As a matter of public policy, therefore, the SEC would probably be going too far to adopt the more strongly worded warning offered in this new study.
It nevertheless would serve most investors well to internalize the spirit of the professors’ strongly worded warning — especially in regards to shorter-term performance.
To show this, consider what I found when searching for hot hands among the investment newsletters my auditing firm monitors. Specifically, I imagined myself five years ago, at the beginning of 2016, deciding between various newsletters according to the strength of their hot hands up until that point. Following loosely the lead of this recent study, I focused on the trailing 11 calendar quarters through the end of 2015, calculating for each newsletter the number of those quarters in which they had beaten the overall stock market.
The table below shows these newsletters’ performance over the five years since the beginning of 2016, as a function of the number of trailing calendar quarters of market outperformance.
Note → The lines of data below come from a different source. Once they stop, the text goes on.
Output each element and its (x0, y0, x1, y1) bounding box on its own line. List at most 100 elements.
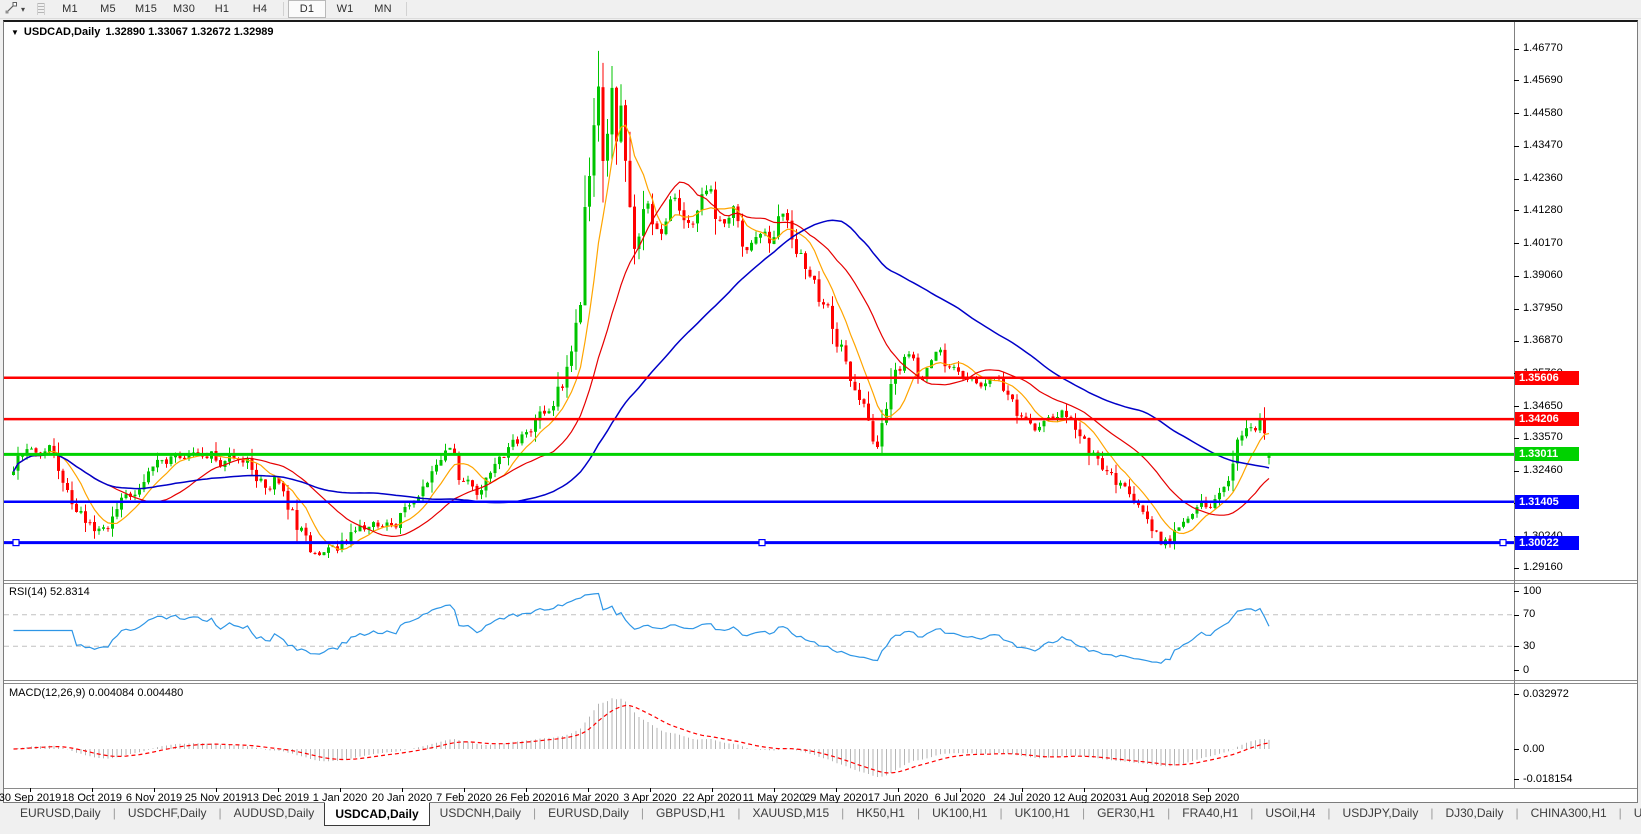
date-axis-tick (898, 788, 899, 792)
chart-tab-XAUUSD-M15[interactable]: XAUUSD,M15 (752, 806, 830, 820)
chart-tab-EURUSD-Daily[interactable]: EURUSD,Daily (548, 806, 629, 820)
tab-separator: | (1081, 806, 1086, 820)
tab-separator: | (112, 806, 116, 820)
price-axis-tick (1514, 276, 1519, 277)
pane-separator[interactable] (4, 580, 1637, 581)
rsi-axis-label: 100 (1523, 585, 1542, 597)
pane-separator[interactable] (4, 583, 1637, 584)
macd-axis-label: 0.032972 (1523, 688, 1569, 700)
timeframe-button-D1[interactable]: D1 (288, 0, 327, 18)
chart-tab-EURUSD-Daily[interactable]: EURUSD,Daily (20, 806, 101, 820)
price-axis-label: 1.43470 (1523, 139, 1563, 151)
date-axis-tick (154, 788, 155, 792)
tab-separator: | (999, 806, 1003, 820)
price-axis-tick (1514, 568, 1519, 569)
chart-tab-FRA40-H1[interactable]: FRA40,H1 (1182, 806, 1239, 820)
chart-tab-AUDUSD-Daily[interactable]: AUDUSD,Daily (233, 806, 315, 820)
chart-tab-GER30-H1[interactable]: GER30,H1 (1097, 806, 1156, 820)
title-caret-icon[interactable]: ▼ (11, 27, 19, 37)
date-axis-tick (650, 788, 651, 792)
price-axis-tick (1514, 146, 1519, 147)
chart-tab-USDJPY-Daily[interactable]: USDJPY,Daily (1342, 806, 1419, 820)
timeframe-button-H1[interactable]: H1 (214, 3, 230, 15)
chart-tab-UK100-H1[interactable]: UK100,H1 (1014, 806, 1070, 820)
tab-separator: | (218, 806, 222, 820)
toolbar-grip[interactable] (37, 3, 46, 15)
price-axis-tick (1514, 49, 1519, 50)
rsi-axis-tick (1514, 591, 1519, 592)
macd-panel-chart[interactable] (4, 684, 1514, 788)
price-axis-label: 1.36870 (1523, 334, 1563, 346)
date-axis-tick (402, 788, 403, 792)
top-toolbar: ▾ M1 M5 M15 M30 H1 H4 D1 W1 MN (0, 0, 1641, 19)
pane-separator[interactable] (4, 680, 1637, 681)
chart-tab-DJ30-Daily[interactable]: DJ30,Daily (1445, 806, 1504, 820)
chart-tab-GBPUSD-H1[interactable]: GBPUSD,H1 (655, 806, 726, 820)
date-axis-tick (712, 788, 713, 792)
timeframe-button-W1[interactable]: W1 (336, 3, 354, 15)
price-axis-label: 1.45690 (1523, 74, 1563, 86)
tool-dropdown-caret[interactable]: ▾ (21, 4, 26, 14)
tab-separator: | (533, 806, 537, 820)
chart-window-inner: ▼ USDCAD,Daily 1.32890 1.33067 1.32672 1… (0, 22, 1637, 804)
tab-separator: | (1618, 806, 1622, 820)
tab-separator: | (1327, 806, 1331, 820)
chart-tab-USOil-H[interactable]: USOil,H (1633, 806, 1641, 820)
price-line-label: 1.33011 (1515, 447, 1579, 461)
price-axis-label: 1.29160 (1523, 561, 1563, 573)
tab-separator: | (737, 806, 741, 820)
chart-tab-UK100-H1[interactable]: UK100,H1 (932, 806, 988, 820)
date-axis-tick (588, 788, 589, 792)
macd-axis-tick (1514, 694, 1519, 695)
chart-tab-USDCNH-Daily[interactable]: USDCNH,Daily (439, 806, 522, 820)
date-axis-tick (836, 788, 837, 792)
date-axis-label: 30 Sep 2019 (0, 792, 62, 804)
price-axis-label: 1.42360 (1523, 172, 1563, 184)
date-axis-label: 13 Dec 2019 (246, 792, 310, 804)
rsi-panel-chart[interactable] (4, 584, 1514, 679)
price-axis-tick (1514, 243, 1519, 244)
timeframe-button-MN[interactable]: MN (374, 3, 392, 15)
price-axis-tick (1514, 309, 1519, 310)
price-chart[interactable] (4, 22, 1514, 580)
chart-tab-CHINA300-H1[interactable]: CHINA300,H1 (1530, 806, 1607, 820)
chart-tab-HK50-H1[interactable]: HK50,H1 (856, 806, 905, 820)
macd-axis-label: 0.00 (1523, 743, 1545, 755)
date-axis-label: 31 Aug 2020 (1115, 792, 1177, 804)
price-line-label: 1.30022 (1515, 536, 1579, 550)
price-axis-tick (1514, 179, 1519, 180)
price-axis-label: 1.32460 (1523, 464, 1563, 476)
chart-tab-USOil-H4[interactable]: USOil,H4 (1265, 806, 1316, 820)
price-axis-tick (1514, 80, 1519, 81)
date-axis-label: 6 Nov 2019 (125, 792, 183, 804)
date-axis-label: 6 Jul 2020 (934, 792, 986, 804)
price-axis-tick (1514, 471, 1519, 472)
timeframe-button-M5[interactable]: M5 (100, 3, 116, 15)
date-axis-tick (30, 788, 31, 792)
rsi-axis-label: 70 (1523, 608, 1536, 620)
date-axis-tick (1208, 788, 1209, 792)
chart-symbol-label: USDCAD,Daily (23, 26, 101, 38)
rsi-axis-tick (1514, 646, 1519, 647)
price-axis-tick (1514, 406, 1519, 407)
timeframe-button-M30[interactable]: M30 (173, 3, 196, 15)
pane-separator[interactable] (4, 683, 1637, 684)
date-axis-label: 29 May 2020 (804, 792, 868, 804)
tab-separator: | (1250, 806, 1254, 820)
price-axis-label: 1.41280 (1523, 204, 1563, 216)
macd-axis-label: -0.018154 (1523, 773, 1573, 785)
timeframe-button-M15[interactable]: M15 (135, 3, 158, 15)
chart-tab-USDCHF-Daily[interactable]: USDCHF,Daily (127, 806, 207, 820)
tab-separator: | (841, 806, 845, 820)
tab-separator: | (1167, 806, 1171, 820)
price-line-label: 1.34206 (1515, 412, 1579, 426)
chart-tab-USDCAD-Daily[interactable]: USDCAD,Daily (324, 802, 430, 826)
chart-ohlc-values: 1.32890 1.33067 1.32672 1.32989 (105, 26, 274, 38)
timeframe-button-H4[interactable]: H4 (252, 3, 268, 15)
line-tools-button[interactable]: ▾ (0, 1, 29, 18)
date-axis-label: 18 Oct 2019 (62, 792, 122, 804)
timeframe-button-M1[interactable]: M1 (62, 3, 78, 15)
price-line-label: 1.35606 (1515, 371, 1579, 385)
price-line-label: 1.31405 (1515, 495, 1579, 509)
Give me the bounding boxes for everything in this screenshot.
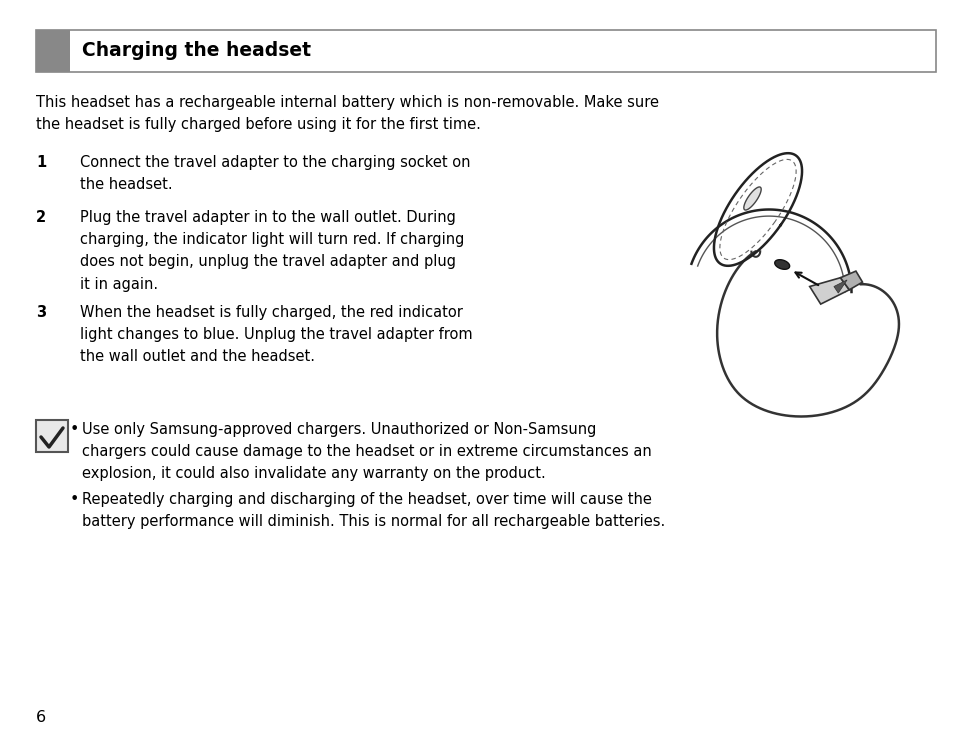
Text: Charging the headset: Charging the headset	[82, 42, 311, 61]
Polygon shape	[840, 271, 862, 290]
Polygon shape	[743, 187, 760, 210]
Text: Connect the travel adapter to the charging socket on
the headset.: Connect the travel adapter to the chargi…	[80, 155, 470, 192]
Bar	[36, 30, 70, 72]
Polygon shape	[713, 153, 801, 266]
Bar	[36, 30, 935, 72]
Text: Plug the travel adapter in to the wall outlet. During
charging, the indicator li: Plug the travel adapter in to the wall o…	[80, 210, 464, 292]
Bar	[36, 420, 68, 452]
Text: 3: 3	[36, 305, 46, 320]
Text: •: •	[70, 422, 79, 437]
Polygon shape	[809, 278, 848, 304]
Text: Repeatedly charging and discharging of the headset, over time will cause the
bat: Repeatedly charging and discharging of t…	[82, 492, 664, 529]
Text: 1: 1	[36, 155, 46, 170]
Text: •: •	[70, 492, 79, 507]
Polygon shape	[774, 260, 789, 269]
Text: 6: 6	[36, 710, 46, 725]
Bar	[36, 30, 935, 72]
Text: When the headset is fully charged, the red indicator
light changes to blue. Unpl: When the headset is fully charged, the r…	[80, 305, 472, 364]
Text: Use only Samsung-approved chargers. Unauthorized or Non-Samsung
chargers could c: Use only Samsung-approved chargers. Unau…	[82, 422, 651, 482]
Text: This headset has a rechargeable internal battery which is non-removable. Make su: This headset has a rechargeable internal…	[36, 95, 659, 132]
Polygon shape	[833, 280, 846, 293]
Text: 2: 2	[36, 210, 46, 225]
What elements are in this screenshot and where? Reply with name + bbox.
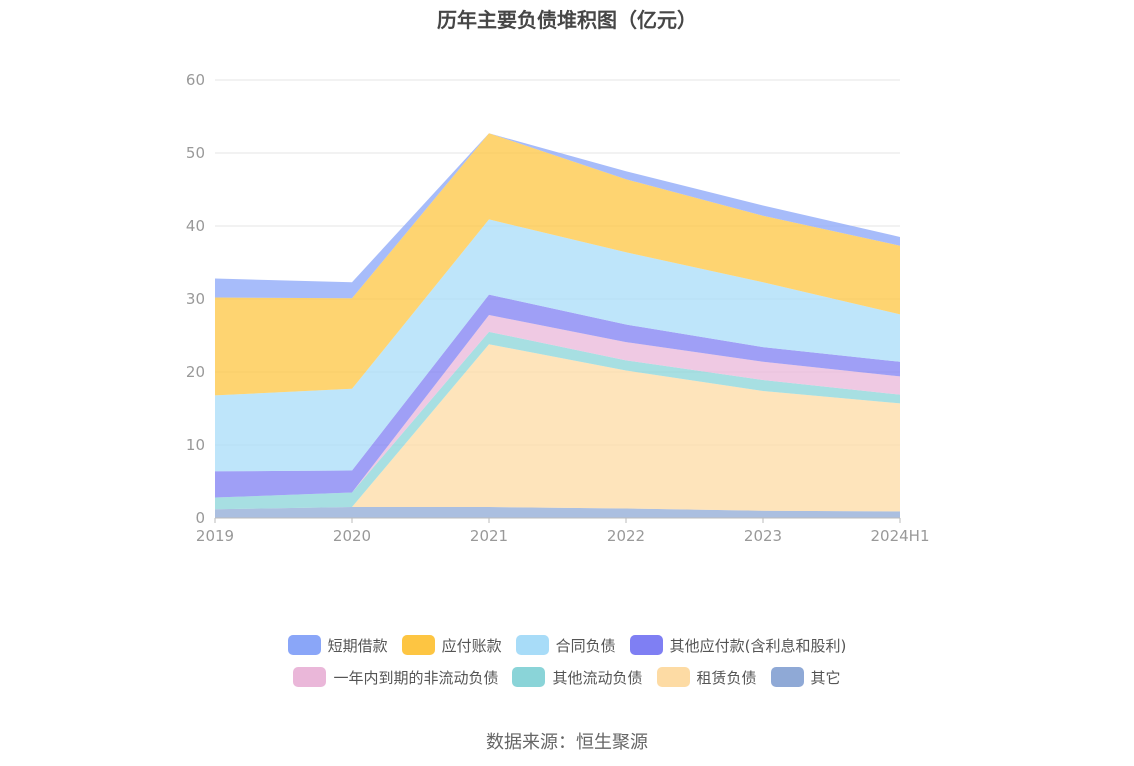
- legend-item-others[interactable]: 其它: [770, 667, 841, 688]
- legend-swatch: [656, 667, 690, 687]
- y-tick-label: 40: [186, 217, 205, 235]
- legend-item-other-current-liabilities[interactable]: 其他流动负债: [512, 667, 643, 688]
- legend-swatch: [293, 667, 327, 687]
- y-tick-label: 10: [186, 436, 205, 454]
- legend-item-accounts-payable[interactable]: 应付账款: [401, 635, 502, 656]
- legend-label: 其他流动负债: [552, 668, 643, 687]
- area-series: [215, 331, 900, 510]
- legend-swatch: [770, 667, 804, 687]
- area-series: [215, 219, 900, 472]
- data-source: 数据来源：恒生聚源: [486, 732, 648, 753]
- area-series: [215, 133, 900, 396]
- chart-legend: 短期借款 应付账款 合同负债 其他应付款(含利息和股利) 一年内到期的非流动负债…: [0, 630, 1134, 694]
- legend-label: 短期借款: [327, 636, 388, 655]
- stacked-area-chart: 0 10 20 30 40 50 60 2019 2020 2021 2022 2023 2024H1: [186, 71, 930, 545]
- legend-label: 应付账款: [441, 636, 502, 655]
- y-tick-label: 20: [186, 363, 205, 381]
- legend-label: 一年内到期的非流动负债: [333, 668, 499, 687]
- legend-swatch: [629, 635, 663, 655]
- y-tick-label: 50: [186, 144, 205, 162]
- legend-item-contract-liabilities[interactable]: 合同负债: [515, 635, 616, 656]
- y-tick-label: 0: [195, 509, 205, 527]
- area-series: [215, 294, 900, 498]
- legend-swatch: [287, 635, 321, 655]
- legend-row-1: 短期借款 应付账款 合同负债 其他应付款(含利息和股利): [0, 630, 1134, 660]
- legend-label: 租赁负债: [696, 668, 757, 687]
- y-tick-label: 60: [186, 71, 205, 89]
- x-tick-label: 2024H1: [871, 527, 930, 545]
- y-tick-label: 30: [186, 290, 205, 308]
- area-series: [215, 507, 900, 518]
- legend-item-lease-liabilities[interactable]: 租赁负债: [656, 667, 757, 688]
- legend-label: 其他应付款(含利息和股利): [669, 636, 847, 655]
- legend-swatch: [515, 635, 549, 655]
- legend-label: 合同负债: [555, 636, 616, 655]
- legend-swatch: [401, 635, 435, 655]
- legend-label: 其它: [810, 668, 841, 687]
- area-series: [215, 133, 900, 299]
- legend-item-short-term-loans[interactable]: 短期借款: [287, 635, 388, 656]
- legend-row-2: 一年内到期的非流动负债 其他流动负债 租赁负债 其它: [0, 662, 1134, 692]
- chart-title: 历年主要负债堆积图（亿元）: [437, 8, 697, 32]
- legend-item-current-portion-noncurrent[interactable]: 一年内到期的非流动负债: [293, 667, 498, 688]
- area-series: [215, 315, 900, 498]
- x-tick-label: 2021: [470, 527, 508, 545]
- x-tick-label: 2022: [607, 527, 645, 545]
- legend-item-other-payables[interactable]: 其他应付款(含利息和股利): [629, 635, 847, 656]
- area-series: [215, 344, 900, 512]
- x-tick-label: 2019: [196, 527, 234, 545]
- x-tick-label: 2020: [333, 527, 371, 545]
- legend-swatch: [512, 667, 546, 687]
- x-tick-label: 2023: [744, 527, 782, 545]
The metric I used is the Sharpe Ratio, which reflects risk-adjusted performance.
At the 95% confidence level that statisticians often use when determining if a pattern is genuine, there is no statistically significant correlation between the number of quarters of market-beating return and subsequent performance. The average Sharpe Ratios fall in a small range, regardless of how many calendar quarters prior to the end of 2015 in which the newsletters beat the market.
The bottom line: Short-term performance plays a depressingly modest role in explaining which advisers and funds will perform the best in the future. Even if you don’t go so far as to say that past performance is completely irrelevant, your default choice should be index funds.